Fig. 6

Zebrafish alx1 mutants (blue) show reduced detectable expression of alx1 but increased expression of alx3, alx4a compared to wild‐type controls (green). alx4b expression levels are similar between wild‐type and alx1^−/− lines. Data are represented as the mean of all pooled embryos from three different clutches. The RT–qPCR relative expression values were normalized to elfa and 18S expression using the ΔΔCT method. Data from each clutch were pooled, and the mathematical mean was calculated. SEM was used to determine the standard error. To test statistical significance, an ANOVA test was performed. A P‐value < 0.05 was considered to be statistically significant. Statistical significance denoted by *; P < 0.0001 between WT zebrafish and alx1^−/− at all measured time points; at 10 ss, 24 hpf and 36 hpf for alx3; and at 24 hpf and 36 hpf for alx4a. Refer to Table EV2 for P‐values.

Dissected flatmount of zebrafish embryos injected with Alx1DN, after Alcian blue staining. The embryos developed an absence of the frontonasal‐derived median portion of the anterior neurocranium (ANC) and a profound hypoplasia of Meckel's and ventral cartilages. In the most severely affected zebrafish, a nearly abrogated ANC was observed. Scale bar: 200 μm.

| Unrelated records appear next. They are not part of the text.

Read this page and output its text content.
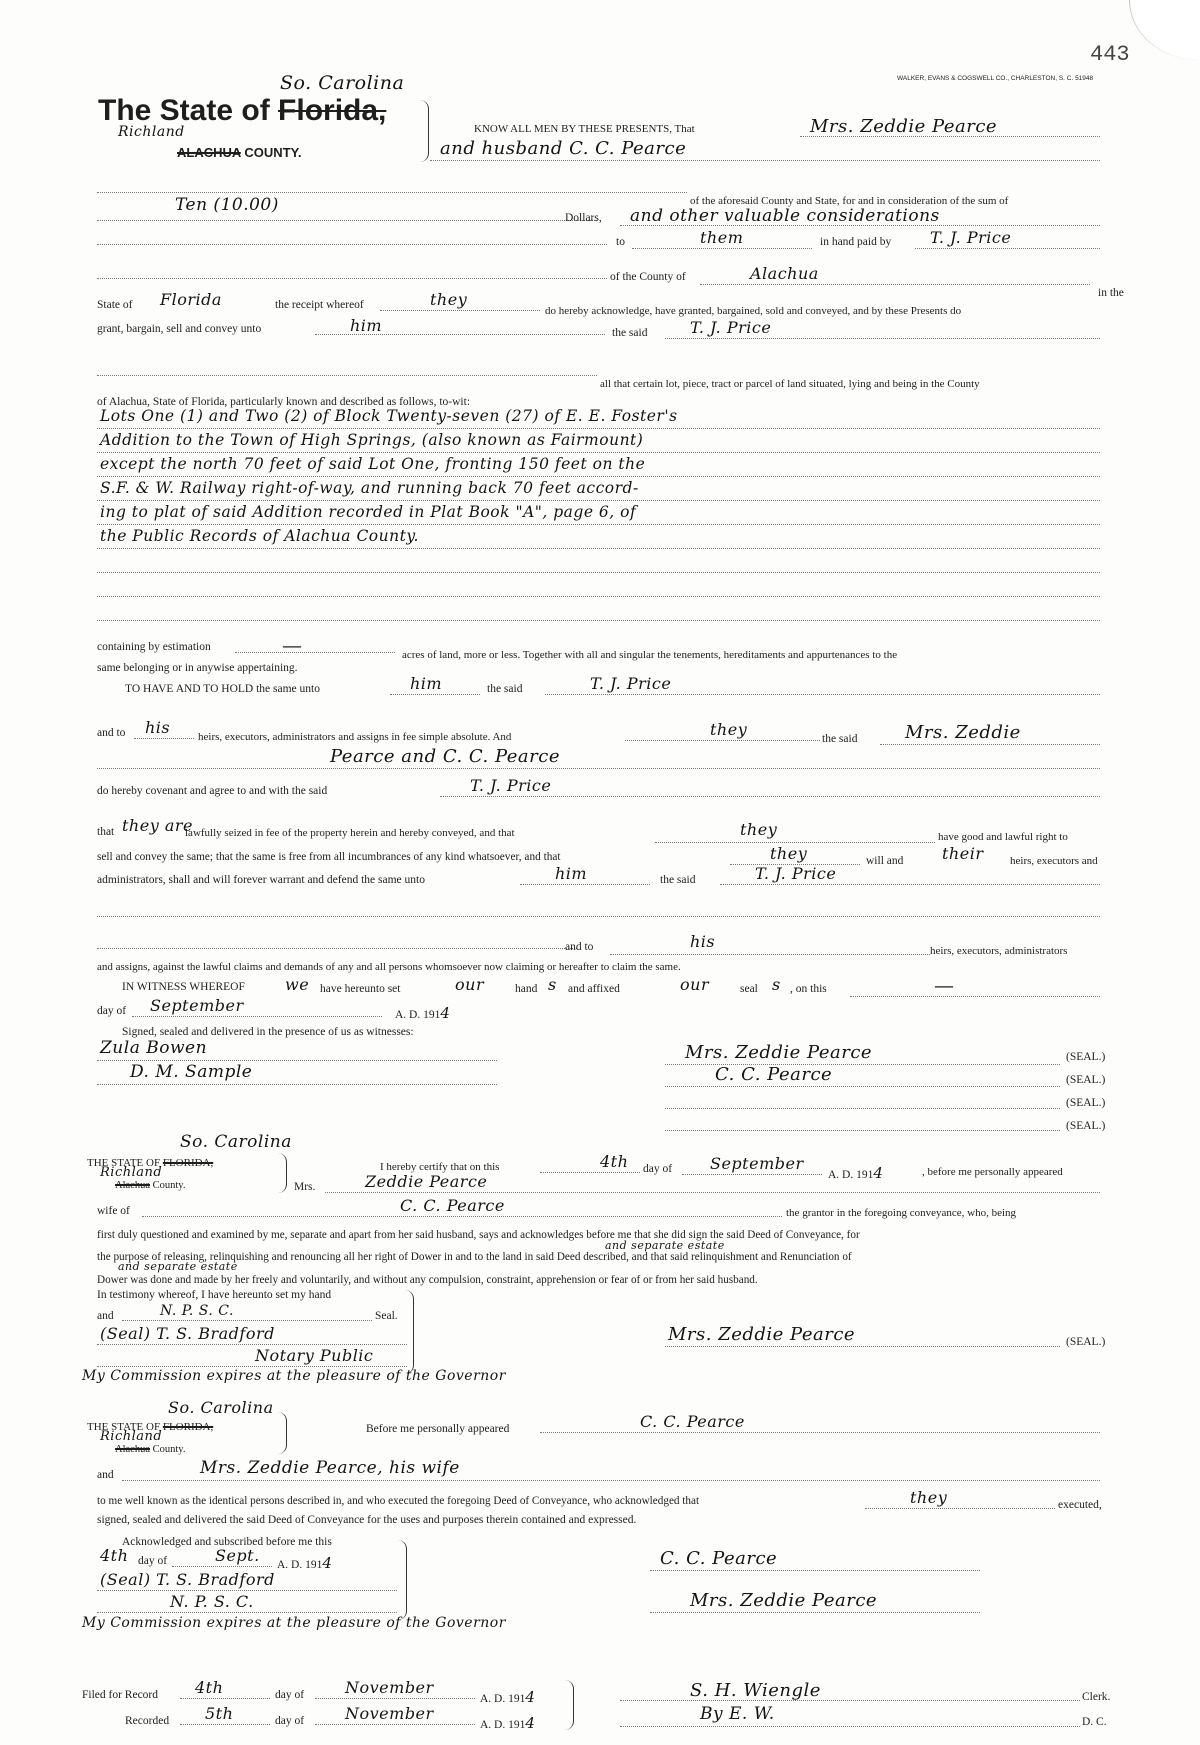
443
WALKER, EVANS & COGSWELL CO., CHARLESTON, S. C. 51948
So. Carolina
The State of Florida,
Richland
ALACHUA COUNTY.
KNOW ALL MEN BY THESE PRESENTS, That	Mrs. Zeddie Pearce
and husband C. C. Pearce
of the aforesaid County and State, for and in consideration of the sum of
Ten (10.00)
Dollars, and other valuable considerations
to	them	in hand paid by T. J. Price
of the County of	Alachua
in the
State of Florida	the receipt whereof	they
do hereby acknowledge, have granted, bargained, sold and conveyed, and by these Presents do
grant, bargain, sell and convey unto	him	the said	T. J. Price
all that certain lot, piece, tract or parcel of land situated, lying and being in the County
of Alachua, State of Florida, particularly known and described as follows, to-wit:
Lots One (1) and Two (2) of Block Twenty-seven (27) of E. E. Foster's
Addition to the Town of High Springs, (also known as Fairmount)
except the north 70 feet of said Lot One, fronting 150 feet on the
S.F. & W. Railway right-of-way, and running back 70 feet accord-
ing to plat of said Addition recorded in Plat Book "A", page 6, of
the Public Records of Alachua County.
containing by estimation	—	acres of land, more or less. Together with all and singular the tenements, hereditaments and appurtenances to the
same belonging or in anywise appertaining.
TO HAVE AND TO HOLD the same unto	him	the said	T. J. Price
and to his	heirs, executors, administrators and assigns in fee simple absolute. And	they	the said	Mrs. Zeddie
Pearce and C. C. Pearce
do hereby covenant and agree to and with the said	T. J. Price
that they are
lawfully seized in fee of the property herein and hereby conveyed, and that	they	have good and lawful right to
sell and convey the same; that the same is free from all incumbrances of any kind whatsoever, and that	they	will and their heirs, executors and
administrators, shall and will forever warrant and defend the same unto	him	the said	T. J. Price
and to	his	heirs, executors, administrators
and assigns, against the lawful claims and demands of any and all persons whomsoever now claiming or hereafter to claim the same.
IN WITNESS WHEREOF	we have hereunto set	our	hand s and affixed	our	seal s , on this	—
day of September	A. D. 1914
Signed, sealed and delivered in the presence of us as witnesses:
Zula Bowen
D. M. Sample
Mrs. Zeddie Pearce	(SEAL.)
C. C. Pearce	(SEAL.)
(SEAL.)
(SEAL.)
So. Carolina
THE STATE OF FLORIDA,
Richland
Alachua County.
I hereby certify that on this	4th day of September
A. D. 1914	, before me personally appeared
Mrs.	Zeddie Pearce
wife of	C. C. Pearce	the grantor in the foregoing conveyance, who, being
first duly questioned and examined by me, separate and apart from her said husband, says and acknowledges before me that she did sign the said Deed of Conveyance, for
and separate estate
the purpose of releasing, relinquishing and renouncing all her right of Dower in and to the land in said Deed described, and that said relinquishment and Renunciation of
and separate estate
Dower was done and made by her freely and voluntarily, and without any compulsion, constraint, apprehension or fear of or from her said husband.
In testimony whereof, I have hereunto set my hand
and	N. P. S. C.	Seal.
(Seal) T. S. Bradford
Notary Public
My Commission expires at the pleasure of the Governor
Mrs. Zeddie Pearce	(SEAL.)
So. Carolina
THE STATE OF FLORIDA,
Richland
Alachua County.
Before me personally appeared	C. C. Pearce
and	Mrs. Zeddie Pearce, his wife
to me well known as the identical persons described in, and who executed the foregoing Deed of Conveyance, who acknowledged that	they	executed,
signed, sealed and delivered the said Deed of Conveyance for the uses and purposes therein contained and expressed.
Acknowledged and subscribed before me this
4th day of	Sept. A. D. 1914
(Seal) T. S. Bradford
N. P. S. C.
My Commission expires at the pleasure of the Governor
C. C. Pearce
Mrs. Zeddie Pearce
Filed for Record 4th	day of	November
A. D. 1914
Recorded 5th	day of	November
A. D. 1914
S. H. Wiengle	Clerk.
By E. W.	D. C.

Lineage tracing experiments in control and Alx1DN mutant embryos revealed aberrant migration of anterior cranial NCC when alx1 is disrupted. In the control animal, the anterior cranial NCC always migrate to contribute to the median portion of the ANC. In contrast, the anterior cranial NCC labeled in the Alx1DN animals fail to migrate to the median ANC, where the ANC structure is narrower and the labeled cranial NCC are found in an anterior and lateral ectopic location (white asterisks). Scale bar: 250 μm.